Report: University of Texas-Austin Creates Bureaucracy to Push Diversity Agenda

The University of Texas at Austin is the flagship of America’s wealthiest public univers
AP Photo/Eric Gay

The University of Texas (UT) Austin has created an “entrenched bureaucracy” that exists to further the diversity, equity, and inclusion (DEI) agenda, a recent report from the National Association of Scholars (NAS) found.

Titled “Comprehensive Restructuring – Diversity, Equity and Inclusion (DEI) at the University of Texas Austin,” the report found that the institution has created “an entrenched bureaucracy with an ever expanding ideological agenda.” 

The NAS states that “UT Austin has created and implemented a long series of institutional policies in pursuit of the often-vague, often-politicized goals of DEI” and that the policies “influence vast areas of university life.”

Notably, the report found that UT Austin’s DEI agenda was mired in Critical Race Theory, a leftist academic framework that applies Marxist theories of oppression to issues of race and identity. Critical Race Theory has been implemented in the medical school under the guise of “health equity.” 

The associate dean for health equity at the Dell Medical School promoted the writings of Critical Race theorists Robin DiAngelo and Ibram X. Kendi, who wrote White Fragility and How to Be an Antiracist respectively. 

The associate dean also promoted White Privilege: Unpacking the Invisible Knapsack, by Critical Race theorist Peggy McIntosh. 

There is also a list of “health equity competencies” for the medical school, which tell students to “gain awareness of personal conscious and unconscious bias and recognize how interpersonal power differentials manifest in actions that perpetuate health inequities” and “examine how the intersectionality of one’s own multiple identities such as race, ethnicity, language, sex, sexual orientation, gender, age, ability, culture, socioeconomic status, geographic location and immigration status influence one’s thoughts and actions.”

Another competency reads “Examine how the socialization of identities, including race as a social rather than genetic construct, shape group experiences, create affordances and limitations and inform health behavior and utilization of health care.”

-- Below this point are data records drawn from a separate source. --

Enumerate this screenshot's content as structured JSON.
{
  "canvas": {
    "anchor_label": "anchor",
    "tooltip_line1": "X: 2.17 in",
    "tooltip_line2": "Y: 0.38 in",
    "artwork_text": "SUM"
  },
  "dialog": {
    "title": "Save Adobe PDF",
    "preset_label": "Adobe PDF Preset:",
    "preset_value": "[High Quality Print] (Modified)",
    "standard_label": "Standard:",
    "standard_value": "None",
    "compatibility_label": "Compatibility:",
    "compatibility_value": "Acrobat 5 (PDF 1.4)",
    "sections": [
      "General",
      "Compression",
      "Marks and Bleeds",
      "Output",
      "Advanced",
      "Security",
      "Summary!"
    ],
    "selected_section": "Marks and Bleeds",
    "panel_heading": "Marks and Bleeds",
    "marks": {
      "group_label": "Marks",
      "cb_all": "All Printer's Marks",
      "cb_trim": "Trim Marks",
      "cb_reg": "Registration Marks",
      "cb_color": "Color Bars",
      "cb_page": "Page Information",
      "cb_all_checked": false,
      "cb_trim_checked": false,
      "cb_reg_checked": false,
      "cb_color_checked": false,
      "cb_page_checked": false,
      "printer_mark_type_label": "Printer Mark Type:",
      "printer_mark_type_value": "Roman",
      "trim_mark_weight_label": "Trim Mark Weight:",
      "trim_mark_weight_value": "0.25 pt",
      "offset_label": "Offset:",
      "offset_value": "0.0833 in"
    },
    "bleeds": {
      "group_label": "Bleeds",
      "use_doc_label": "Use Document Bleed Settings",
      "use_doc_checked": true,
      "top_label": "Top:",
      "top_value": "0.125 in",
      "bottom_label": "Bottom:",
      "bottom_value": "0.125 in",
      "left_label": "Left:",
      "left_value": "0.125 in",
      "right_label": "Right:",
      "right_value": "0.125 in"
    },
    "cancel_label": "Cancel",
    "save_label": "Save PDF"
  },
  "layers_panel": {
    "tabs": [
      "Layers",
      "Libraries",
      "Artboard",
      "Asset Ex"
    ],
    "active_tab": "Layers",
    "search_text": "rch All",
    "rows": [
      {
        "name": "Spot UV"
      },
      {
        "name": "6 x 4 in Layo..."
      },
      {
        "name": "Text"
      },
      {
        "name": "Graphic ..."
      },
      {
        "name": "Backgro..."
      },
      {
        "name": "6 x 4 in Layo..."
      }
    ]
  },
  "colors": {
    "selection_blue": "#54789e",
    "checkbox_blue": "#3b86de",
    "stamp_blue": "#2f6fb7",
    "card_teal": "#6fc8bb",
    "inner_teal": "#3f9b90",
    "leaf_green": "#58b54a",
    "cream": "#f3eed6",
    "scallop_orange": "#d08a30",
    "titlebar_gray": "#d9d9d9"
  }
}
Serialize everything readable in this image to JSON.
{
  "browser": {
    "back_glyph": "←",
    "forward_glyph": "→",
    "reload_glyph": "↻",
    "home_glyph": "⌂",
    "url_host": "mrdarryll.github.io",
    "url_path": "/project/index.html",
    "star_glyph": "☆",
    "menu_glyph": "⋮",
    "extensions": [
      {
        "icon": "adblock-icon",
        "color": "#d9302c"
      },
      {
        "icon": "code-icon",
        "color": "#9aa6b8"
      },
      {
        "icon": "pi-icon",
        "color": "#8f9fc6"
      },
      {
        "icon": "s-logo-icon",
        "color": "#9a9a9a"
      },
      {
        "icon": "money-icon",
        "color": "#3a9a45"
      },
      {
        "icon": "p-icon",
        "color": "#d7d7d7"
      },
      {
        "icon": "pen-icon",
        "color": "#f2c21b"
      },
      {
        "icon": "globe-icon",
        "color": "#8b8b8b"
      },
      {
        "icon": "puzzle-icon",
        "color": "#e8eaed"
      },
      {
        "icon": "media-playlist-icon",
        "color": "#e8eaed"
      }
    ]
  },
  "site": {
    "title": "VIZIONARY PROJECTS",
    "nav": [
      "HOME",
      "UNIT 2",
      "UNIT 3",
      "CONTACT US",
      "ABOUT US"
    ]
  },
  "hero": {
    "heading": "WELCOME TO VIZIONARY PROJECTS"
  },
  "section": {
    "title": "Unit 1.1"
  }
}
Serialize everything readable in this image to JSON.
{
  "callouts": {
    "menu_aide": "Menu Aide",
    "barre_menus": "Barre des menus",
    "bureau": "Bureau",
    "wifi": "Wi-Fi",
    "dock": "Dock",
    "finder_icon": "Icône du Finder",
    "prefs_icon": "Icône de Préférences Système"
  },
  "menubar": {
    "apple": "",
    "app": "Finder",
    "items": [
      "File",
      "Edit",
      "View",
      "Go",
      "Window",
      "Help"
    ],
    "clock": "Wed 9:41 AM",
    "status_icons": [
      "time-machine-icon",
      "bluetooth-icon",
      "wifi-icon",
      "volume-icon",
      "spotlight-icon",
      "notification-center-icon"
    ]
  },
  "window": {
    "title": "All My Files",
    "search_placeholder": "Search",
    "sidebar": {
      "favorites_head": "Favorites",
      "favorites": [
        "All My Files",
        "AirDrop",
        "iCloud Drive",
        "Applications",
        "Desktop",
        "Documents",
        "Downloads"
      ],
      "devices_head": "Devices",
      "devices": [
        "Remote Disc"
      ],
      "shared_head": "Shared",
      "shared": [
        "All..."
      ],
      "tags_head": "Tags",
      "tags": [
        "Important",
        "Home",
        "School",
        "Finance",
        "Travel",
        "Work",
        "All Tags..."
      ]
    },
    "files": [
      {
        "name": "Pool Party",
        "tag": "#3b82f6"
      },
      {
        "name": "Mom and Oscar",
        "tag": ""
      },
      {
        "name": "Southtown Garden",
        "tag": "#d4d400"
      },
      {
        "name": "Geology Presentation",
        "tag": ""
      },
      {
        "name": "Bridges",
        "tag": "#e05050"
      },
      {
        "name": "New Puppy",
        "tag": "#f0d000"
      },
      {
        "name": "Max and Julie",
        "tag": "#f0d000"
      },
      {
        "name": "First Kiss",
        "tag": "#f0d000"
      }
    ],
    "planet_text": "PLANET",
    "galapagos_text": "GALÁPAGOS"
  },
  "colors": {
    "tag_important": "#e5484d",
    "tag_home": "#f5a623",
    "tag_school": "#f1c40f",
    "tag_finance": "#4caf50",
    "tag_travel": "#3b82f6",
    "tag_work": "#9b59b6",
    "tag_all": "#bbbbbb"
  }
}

 But it is not just the medical school that has been affected by the DEI agenda. The report found that the College of Fine Arts established “internal working groups” to “review and establish guidelines and principles of diversity and inclusion within core academic curriculum.” In addition, the College of Natural Sciences has pledged to “offer a new Equity in STEM signature course beginning in the 23-24 school year. 

The campaign to embed Critical Race Theory throughout UT Austin is not limited to curriculum, however. The report from the NAS notes the school’s DEI agenda “make contributions to DEI an effective job requirement for faculty members,” thus compelling them to further a leftist ideological mission. 

The Cockrell School of engineering revised its promotion and tenure guidelines to “explicitly consider efforts related to DEI in the context of … research, training, and service.” Meanwhile, the LBJ School incorporates “dimensions of DEI into peer observations.” 

Furthermore, one measure listed in the UT Austin DEI agenda is to “develop mechanisms for evaluating faculty contributions” to DEI “for considerations of merit and promotion.” It adds “Deans should consult with diversity officers before creating dean’s letters for promotion.”

The Critical Race Theory agenda will also affect the hiring process, with one aspect of the DEI plan reading “leadership … will monitor the pool of applicants for each faculty position for diversity,” going on to add that the search may “require expansion” when “pools are not sufficiently diverse.” Meanwhile, the report notes that all hiring committee members must undergo “diverse hiring training.” 

The report points out the perverse incentives at play, remarking that “Any bureaucracy tasked with resolving the university community’s grievances will have a natural incentive to find problems where none exist.” 

“Microaggressions, after all, can provide endless occasion for interventions from DEI officers,” the report adds.

Critically, the report notes the self-perpetuating nature of UT Austin’s “Bureaucratic Cathedral,” pointing out that “by hiring scores of these officers, and by mandating new DEI committees and ever-updating DEI plans, UT Austin has ensured that the project of diversity, equity, and inclusion will continue in perpetuity.”

The NAS pointed out that the DEI agenda was furthered by “multiple levels of administration,” including “committees in each college and school, a university-wide diversity action plan, a plan for faculty diversity and inclusion, and now a second university-wide diversity action plan. The ‘comprehensive restructuring’ is well under way.”

Additionally, the NAS also highlighted the ubiquity of the issue, stating “From the highest level of administration to the university’s many colleges and schools, a new regime of DEI policies has come into being.”

“These policies espouse a specific set of contentious political views, dictate a new curriculum, and embed the principles of DEI into the fabric of the university,” the organization went on to say.

“For those concerned about the future of higher education, the rolling revolution at UT Austin cannot be ignored,” the NAS concluded.